Minneapolis Federal Reserve President Neel Kashkari said Monday he’s confident inflation will come back to normal though it’s taking longer than he expected.
Acknowledging that he was on “team transitory” in believing that surging prices wouldn’t last, he said persistent supply-demand imbalances have generated the highest inflation levels in more than 40 years.
While the Fed’s monetary policy tools can help tamp down demand, they can’t do much to get supply to keep up.
“I’m confident we are going to get inflation back down to our 2% target,” he told CNBC’s “Squawk Box” in a live interview. “But I am not yet confident on how much of that burden we’re going to have to carry vs. getting help from the supply side.”
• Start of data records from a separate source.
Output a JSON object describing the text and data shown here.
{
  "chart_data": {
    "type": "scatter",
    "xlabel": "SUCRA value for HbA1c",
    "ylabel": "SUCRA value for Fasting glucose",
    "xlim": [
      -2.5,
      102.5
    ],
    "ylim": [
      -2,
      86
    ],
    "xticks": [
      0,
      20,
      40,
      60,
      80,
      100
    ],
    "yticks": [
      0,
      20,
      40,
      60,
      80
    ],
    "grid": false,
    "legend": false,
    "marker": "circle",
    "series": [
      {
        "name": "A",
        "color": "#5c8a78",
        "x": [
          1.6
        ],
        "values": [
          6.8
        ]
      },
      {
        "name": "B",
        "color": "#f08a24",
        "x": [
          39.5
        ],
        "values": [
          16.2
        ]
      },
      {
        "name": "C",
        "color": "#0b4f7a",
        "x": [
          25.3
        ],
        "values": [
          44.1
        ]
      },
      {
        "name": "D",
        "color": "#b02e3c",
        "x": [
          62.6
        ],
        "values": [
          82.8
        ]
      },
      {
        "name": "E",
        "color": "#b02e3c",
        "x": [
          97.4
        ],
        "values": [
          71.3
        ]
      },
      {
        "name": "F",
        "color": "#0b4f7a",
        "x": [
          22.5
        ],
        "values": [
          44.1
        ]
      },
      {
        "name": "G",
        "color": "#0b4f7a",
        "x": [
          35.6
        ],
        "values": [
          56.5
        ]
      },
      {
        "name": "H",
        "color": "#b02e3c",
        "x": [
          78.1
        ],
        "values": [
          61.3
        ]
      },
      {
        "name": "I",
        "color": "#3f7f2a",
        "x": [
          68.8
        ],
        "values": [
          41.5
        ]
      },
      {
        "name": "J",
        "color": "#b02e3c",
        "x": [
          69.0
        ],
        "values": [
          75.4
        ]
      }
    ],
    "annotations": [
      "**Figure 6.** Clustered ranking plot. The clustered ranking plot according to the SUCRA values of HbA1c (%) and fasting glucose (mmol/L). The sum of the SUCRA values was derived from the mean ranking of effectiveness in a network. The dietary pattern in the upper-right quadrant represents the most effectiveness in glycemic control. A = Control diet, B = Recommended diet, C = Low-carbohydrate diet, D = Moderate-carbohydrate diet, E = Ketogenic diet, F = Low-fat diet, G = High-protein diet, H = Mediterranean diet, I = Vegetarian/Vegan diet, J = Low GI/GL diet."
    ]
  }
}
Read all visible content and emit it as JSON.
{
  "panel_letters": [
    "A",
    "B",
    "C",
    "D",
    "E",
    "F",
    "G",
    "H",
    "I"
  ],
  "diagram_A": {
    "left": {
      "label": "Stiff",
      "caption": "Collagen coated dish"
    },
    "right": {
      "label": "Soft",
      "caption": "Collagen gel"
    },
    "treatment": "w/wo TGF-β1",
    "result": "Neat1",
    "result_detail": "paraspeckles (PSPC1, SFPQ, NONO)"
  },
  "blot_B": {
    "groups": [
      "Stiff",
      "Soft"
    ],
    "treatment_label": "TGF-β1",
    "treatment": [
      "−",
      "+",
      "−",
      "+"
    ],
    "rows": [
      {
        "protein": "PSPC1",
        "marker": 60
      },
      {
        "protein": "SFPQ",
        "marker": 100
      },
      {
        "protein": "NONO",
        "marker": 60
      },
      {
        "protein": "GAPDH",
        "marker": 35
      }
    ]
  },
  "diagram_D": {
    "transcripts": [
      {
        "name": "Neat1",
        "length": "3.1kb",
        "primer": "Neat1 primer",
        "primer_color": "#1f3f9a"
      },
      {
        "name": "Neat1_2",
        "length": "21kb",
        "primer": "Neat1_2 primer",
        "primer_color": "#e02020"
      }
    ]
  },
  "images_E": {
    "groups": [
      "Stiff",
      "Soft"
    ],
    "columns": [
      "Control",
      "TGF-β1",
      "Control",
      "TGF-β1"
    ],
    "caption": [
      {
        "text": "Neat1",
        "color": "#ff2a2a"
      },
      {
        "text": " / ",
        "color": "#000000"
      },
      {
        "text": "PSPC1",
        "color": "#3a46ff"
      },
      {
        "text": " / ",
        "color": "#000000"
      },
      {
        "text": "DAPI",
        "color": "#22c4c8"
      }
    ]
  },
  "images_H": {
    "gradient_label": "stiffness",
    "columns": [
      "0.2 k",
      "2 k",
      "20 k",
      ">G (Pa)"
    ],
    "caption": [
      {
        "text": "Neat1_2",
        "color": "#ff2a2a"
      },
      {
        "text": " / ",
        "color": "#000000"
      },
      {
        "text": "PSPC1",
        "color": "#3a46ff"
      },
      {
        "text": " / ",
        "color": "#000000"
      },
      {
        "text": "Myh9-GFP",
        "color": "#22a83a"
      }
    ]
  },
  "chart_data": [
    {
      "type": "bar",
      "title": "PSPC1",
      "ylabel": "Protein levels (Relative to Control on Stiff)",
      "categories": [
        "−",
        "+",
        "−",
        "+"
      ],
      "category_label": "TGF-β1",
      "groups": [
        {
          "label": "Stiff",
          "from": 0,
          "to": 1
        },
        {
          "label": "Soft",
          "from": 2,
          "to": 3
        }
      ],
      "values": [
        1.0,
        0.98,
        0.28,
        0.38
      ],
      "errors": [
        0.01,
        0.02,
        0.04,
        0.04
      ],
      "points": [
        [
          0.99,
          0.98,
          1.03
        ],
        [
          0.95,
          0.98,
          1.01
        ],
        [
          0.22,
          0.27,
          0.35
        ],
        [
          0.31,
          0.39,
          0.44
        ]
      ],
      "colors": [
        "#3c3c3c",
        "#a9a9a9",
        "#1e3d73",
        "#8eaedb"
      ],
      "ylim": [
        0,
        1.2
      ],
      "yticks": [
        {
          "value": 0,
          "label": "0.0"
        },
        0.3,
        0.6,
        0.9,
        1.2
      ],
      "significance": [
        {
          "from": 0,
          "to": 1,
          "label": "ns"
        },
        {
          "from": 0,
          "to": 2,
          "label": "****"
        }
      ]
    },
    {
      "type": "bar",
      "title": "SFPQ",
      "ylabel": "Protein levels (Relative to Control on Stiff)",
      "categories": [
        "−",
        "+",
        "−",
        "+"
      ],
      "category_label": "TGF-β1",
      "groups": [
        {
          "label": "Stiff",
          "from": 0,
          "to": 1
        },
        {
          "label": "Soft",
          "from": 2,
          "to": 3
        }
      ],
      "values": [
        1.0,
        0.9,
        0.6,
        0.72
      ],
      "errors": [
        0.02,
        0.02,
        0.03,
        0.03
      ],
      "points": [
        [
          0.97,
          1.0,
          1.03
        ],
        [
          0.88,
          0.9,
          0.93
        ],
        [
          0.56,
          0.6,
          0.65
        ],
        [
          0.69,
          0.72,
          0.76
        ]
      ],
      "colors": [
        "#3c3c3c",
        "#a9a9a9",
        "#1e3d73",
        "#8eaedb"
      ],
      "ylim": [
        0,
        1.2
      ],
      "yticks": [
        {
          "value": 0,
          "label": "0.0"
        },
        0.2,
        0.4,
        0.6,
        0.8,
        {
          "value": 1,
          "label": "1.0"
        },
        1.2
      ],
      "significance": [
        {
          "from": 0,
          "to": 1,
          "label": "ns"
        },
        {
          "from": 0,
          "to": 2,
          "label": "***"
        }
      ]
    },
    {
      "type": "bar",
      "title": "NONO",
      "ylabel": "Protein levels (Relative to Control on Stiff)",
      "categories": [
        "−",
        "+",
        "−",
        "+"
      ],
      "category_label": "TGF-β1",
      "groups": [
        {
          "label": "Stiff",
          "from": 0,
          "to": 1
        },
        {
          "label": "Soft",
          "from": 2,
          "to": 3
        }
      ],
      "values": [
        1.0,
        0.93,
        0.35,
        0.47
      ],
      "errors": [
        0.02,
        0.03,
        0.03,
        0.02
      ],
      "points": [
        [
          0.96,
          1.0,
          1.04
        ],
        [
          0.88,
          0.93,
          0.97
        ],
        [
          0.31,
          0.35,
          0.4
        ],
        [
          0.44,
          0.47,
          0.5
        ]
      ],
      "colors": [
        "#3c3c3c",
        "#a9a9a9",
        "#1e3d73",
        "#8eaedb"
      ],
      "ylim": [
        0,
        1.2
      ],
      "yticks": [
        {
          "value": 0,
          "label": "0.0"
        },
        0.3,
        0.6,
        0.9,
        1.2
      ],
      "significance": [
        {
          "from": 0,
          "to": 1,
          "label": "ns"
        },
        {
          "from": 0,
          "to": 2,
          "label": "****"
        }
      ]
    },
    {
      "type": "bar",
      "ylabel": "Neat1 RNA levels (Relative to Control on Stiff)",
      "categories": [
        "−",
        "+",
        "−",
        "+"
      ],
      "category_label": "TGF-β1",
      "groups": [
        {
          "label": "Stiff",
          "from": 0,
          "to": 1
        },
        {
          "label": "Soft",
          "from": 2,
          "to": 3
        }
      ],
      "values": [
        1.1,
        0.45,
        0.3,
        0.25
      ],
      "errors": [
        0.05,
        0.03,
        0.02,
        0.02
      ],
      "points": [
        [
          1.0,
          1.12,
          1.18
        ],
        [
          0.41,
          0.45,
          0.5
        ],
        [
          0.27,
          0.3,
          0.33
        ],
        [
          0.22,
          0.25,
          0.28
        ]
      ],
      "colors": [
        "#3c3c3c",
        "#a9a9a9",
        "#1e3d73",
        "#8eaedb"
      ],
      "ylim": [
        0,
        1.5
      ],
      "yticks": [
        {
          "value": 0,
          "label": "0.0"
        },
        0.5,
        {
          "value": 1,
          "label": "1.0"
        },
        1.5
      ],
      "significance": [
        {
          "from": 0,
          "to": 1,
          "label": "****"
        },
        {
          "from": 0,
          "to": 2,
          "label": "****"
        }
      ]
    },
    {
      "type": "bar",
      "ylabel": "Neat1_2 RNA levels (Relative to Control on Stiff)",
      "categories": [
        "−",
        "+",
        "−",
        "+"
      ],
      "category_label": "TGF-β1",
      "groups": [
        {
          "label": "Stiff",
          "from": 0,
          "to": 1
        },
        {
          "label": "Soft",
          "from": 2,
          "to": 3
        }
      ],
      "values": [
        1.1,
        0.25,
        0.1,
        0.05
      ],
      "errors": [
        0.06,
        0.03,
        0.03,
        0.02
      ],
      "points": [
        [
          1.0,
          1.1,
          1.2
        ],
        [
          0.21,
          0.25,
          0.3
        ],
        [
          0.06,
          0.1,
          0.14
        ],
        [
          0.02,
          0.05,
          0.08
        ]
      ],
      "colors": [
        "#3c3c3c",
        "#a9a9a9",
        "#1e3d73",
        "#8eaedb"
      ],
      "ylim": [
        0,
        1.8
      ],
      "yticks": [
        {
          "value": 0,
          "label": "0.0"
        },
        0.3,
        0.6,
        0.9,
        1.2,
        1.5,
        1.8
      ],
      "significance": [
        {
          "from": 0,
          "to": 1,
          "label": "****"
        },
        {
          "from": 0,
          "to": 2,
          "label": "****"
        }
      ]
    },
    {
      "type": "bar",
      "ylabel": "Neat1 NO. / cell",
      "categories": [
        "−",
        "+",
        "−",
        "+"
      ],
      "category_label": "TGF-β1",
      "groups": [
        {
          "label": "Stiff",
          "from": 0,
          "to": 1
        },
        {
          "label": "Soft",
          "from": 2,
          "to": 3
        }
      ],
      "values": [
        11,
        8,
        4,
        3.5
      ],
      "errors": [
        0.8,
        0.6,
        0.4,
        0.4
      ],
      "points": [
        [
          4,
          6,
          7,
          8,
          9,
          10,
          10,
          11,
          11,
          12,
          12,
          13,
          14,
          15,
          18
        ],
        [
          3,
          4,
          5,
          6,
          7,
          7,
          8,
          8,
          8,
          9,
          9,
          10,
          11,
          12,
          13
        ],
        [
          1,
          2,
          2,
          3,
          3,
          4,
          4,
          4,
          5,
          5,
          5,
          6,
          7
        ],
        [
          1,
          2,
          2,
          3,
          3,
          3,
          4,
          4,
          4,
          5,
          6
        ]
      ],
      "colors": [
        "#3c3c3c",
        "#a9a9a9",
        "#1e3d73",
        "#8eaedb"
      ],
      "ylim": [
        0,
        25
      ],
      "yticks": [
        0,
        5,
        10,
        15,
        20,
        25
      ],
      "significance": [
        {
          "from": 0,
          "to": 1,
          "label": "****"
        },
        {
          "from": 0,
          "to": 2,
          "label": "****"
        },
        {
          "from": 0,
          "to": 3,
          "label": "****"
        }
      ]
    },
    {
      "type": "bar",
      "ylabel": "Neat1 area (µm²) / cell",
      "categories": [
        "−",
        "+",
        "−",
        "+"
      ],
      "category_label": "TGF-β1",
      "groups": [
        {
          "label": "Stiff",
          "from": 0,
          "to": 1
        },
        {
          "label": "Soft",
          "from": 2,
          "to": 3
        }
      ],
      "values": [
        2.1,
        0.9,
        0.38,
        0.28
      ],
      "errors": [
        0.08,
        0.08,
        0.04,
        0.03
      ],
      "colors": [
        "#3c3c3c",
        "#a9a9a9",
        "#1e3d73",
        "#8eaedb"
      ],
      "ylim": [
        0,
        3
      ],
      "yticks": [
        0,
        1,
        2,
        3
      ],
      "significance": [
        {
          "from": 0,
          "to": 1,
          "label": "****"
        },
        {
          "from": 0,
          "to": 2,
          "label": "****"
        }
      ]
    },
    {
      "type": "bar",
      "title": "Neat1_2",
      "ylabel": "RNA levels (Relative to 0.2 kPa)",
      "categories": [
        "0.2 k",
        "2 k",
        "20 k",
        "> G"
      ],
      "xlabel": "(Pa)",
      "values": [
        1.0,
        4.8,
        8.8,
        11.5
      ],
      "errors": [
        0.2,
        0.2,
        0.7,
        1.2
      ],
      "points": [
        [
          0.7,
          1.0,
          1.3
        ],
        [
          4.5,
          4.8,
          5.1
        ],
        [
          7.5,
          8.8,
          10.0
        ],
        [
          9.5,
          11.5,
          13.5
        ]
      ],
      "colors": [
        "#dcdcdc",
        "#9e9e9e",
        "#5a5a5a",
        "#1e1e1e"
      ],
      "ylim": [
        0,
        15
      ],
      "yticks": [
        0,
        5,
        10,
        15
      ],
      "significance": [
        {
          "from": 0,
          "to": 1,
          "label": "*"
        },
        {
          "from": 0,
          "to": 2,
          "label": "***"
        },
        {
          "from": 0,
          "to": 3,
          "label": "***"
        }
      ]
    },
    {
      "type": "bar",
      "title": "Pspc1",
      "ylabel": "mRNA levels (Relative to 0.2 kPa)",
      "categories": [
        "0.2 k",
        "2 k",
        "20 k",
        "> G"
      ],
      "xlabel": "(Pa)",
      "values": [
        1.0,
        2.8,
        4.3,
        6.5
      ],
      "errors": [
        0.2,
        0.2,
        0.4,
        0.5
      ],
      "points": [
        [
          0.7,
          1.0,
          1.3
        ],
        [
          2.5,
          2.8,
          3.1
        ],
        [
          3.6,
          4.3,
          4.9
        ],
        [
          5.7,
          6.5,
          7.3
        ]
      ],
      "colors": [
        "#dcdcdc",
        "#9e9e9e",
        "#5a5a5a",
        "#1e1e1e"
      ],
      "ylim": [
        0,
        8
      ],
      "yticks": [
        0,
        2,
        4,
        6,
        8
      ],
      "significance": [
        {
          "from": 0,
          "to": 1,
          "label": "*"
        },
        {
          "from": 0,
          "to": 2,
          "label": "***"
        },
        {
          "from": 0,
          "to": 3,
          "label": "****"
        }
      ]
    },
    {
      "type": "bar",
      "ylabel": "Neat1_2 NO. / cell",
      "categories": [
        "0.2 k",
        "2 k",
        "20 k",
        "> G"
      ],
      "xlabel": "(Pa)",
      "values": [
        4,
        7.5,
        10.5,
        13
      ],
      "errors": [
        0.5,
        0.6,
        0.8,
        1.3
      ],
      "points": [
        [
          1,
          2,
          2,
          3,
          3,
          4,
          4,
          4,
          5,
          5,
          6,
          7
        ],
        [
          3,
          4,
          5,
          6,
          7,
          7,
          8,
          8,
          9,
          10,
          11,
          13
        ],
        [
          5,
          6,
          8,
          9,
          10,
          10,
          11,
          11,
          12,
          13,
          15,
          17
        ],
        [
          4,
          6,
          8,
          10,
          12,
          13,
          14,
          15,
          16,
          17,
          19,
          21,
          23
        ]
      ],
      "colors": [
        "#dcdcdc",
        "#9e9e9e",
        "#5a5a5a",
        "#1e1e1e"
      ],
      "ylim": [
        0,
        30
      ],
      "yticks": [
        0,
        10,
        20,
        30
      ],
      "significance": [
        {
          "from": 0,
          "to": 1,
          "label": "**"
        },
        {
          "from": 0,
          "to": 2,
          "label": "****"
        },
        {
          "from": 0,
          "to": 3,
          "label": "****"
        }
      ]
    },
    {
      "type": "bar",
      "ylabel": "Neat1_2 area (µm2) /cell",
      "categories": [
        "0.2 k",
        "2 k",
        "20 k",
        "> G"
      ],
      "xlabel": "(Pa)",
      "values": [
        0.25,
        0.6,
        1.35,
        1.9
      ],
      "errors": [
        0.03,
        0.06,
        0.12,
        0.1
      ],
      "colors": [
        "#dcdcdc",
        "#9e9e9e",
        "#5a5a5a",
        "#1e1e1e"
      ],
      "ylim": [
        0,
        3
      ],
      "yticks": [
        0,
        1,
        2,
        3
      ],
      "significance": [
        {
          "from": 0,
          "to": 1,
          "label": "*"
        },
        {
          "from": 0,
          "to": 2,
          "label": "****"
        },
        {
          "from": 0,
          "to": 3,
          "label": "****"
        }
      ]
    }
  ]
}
His comments come less than a week after the interest rate-setting Federal Open Market Committee raised benchmark rates by half a percentage point. The 50-basis-point hike was the largest increase in 22 years and sets the stage for a series of similar-sized moves in the months ahead.
Though Kashkari historically has favored lower rates and looser monetary policy, he has voted in favor of the two increases this year as necessary to control spiraling prices. He noted, though, that the burden from tighter policy will fall on those at the lower end of the wage spectrum.
“It’s the lowest-income Americans who are most punished by these climbing prices, and yet your policy tools to tamp down inflation most directly affect those lowest-income Americans as well, either by raising the cost to get a mortgage … or if we have to do so much that the economy were to go into recession,” he said. “It’s their jobs that are most likely put at risk.”
“So this is a difficult challenge I think for all of us, but we also know that letting inflation stay at these very high levels, it’s not good for anybody and it’s not good for the economy’s long-run for potential for anybody across the income distribution,” he added.
On Wednesday, the government will release its latest data on consumer prices, followed by April producer prices on Thursday.
Economists expect the pace of inflation to have eased a bit in April, with the headline consumer price index likely to show an 8.1% increase over the past year, and 6% excluding food and energy, according to Dow Jones estimates. That compares to March’s respective climbs of 8.5% and 6.5%.
Those kinds of numbers provide some comfort to Kashkari, though he said conditions remain challenging as long as supply-demand imbalances remain.
“We just need to keep paying attention to the data,” he said. “Some of the more recent inflation data by some measures is a little softer than we had thought might come in. So maybe there’s some evidence that things are starting to soften by a hair. But we just need to keep paying attention to the data and see where it comes out before we can draw any conclusions.”